On Designing a Resilient SDN C/M-Plane for Multi-Controller Failure in Disaster Situations

Abstract

Network survivability is the ability to maintain service continuity in the presence of failures. This ability might be critical in times where large-scale failures occur, as in the case of disasters. In the past years, Software Defined Networking (SDN) has shown a great potential to allow network programmability by segregating the Control/Management Plane (C/M-Plane) from the forwarding or Data Plane (D-Plane). The controller, a centralized entity, has an overview of the entire network under its domain, which allows it to make informed routing decisions. However, the controller becomes a single-point-of-failure as network devices will have limited knowledge if not connected to a controller. Moreover, in disaster situations, if the affected area is considerably large, there is a high probability that more than a single controller will fail in a short period. Various studies, either following a protection or restoration techniques, have been proposed to address resiliency on SDN, but most of them only consider link or device failure; however, the failure of various controllers due to a large-scale disaster is less explored.
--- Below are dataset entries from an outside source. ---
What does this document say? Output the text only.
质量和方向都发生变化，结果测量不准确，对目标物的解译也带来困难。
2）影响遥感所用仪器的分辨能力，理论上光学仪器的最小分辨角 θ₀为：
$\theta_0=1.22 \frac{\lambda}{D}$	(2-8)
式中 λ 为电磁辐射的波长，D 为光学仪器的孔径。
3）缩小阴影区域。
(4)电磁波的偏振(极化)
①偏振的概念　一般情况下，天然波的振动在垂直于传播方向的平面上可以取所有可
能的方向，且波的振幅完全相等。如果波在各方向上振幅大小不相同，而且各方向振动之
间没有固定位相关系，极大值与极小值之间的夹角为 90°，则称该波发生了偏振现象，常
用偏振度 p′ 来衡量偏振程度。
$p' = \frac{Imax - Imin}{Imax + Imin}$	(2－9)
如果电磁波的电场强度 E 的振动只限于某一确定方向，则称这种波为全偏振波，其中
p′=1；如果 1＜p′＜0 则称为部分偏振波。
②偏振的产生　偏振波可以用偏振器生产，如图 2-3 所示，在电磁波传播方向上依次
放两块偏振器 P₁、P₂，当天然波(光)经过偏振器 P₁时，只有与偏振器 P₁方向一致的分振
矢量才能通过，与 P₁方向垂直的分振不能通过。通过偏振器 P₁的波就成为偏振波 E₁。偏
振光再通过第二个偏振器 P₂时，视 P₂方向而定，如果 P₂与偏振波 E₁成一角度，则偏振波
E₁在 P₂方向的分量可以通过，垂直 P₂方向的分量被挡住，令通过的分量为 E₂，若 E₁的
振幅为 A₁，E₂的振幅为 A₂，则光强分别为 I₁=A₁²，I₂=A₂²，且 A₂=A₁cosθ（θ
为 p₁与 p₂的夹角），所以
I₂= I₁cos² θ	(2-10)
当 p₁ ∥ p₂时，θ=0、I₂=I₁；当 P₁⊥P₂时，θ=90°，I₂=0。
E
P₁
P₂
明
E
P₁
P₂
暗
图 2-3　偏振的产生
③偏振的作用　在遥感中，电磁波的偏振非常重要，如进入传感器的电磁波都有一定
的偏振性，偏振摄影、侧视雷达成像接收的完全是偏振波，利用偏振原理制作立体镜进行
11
In this paper, we consider multi-controller failure and propose a mechanism to reduce the non-operational network devices in disaster situations. Preliminary results show that, by applying the proposed approach, it is possible to achieve substantial improvements in network survivability, with considerably less cost of implementation than existing methods. In particular, using simulation, we achieved a 20% decrease of non-operational devices at the C/M-Plane; and an increase of 30% of success rate at the D-Plane, even if half of the controllers in the topology failed.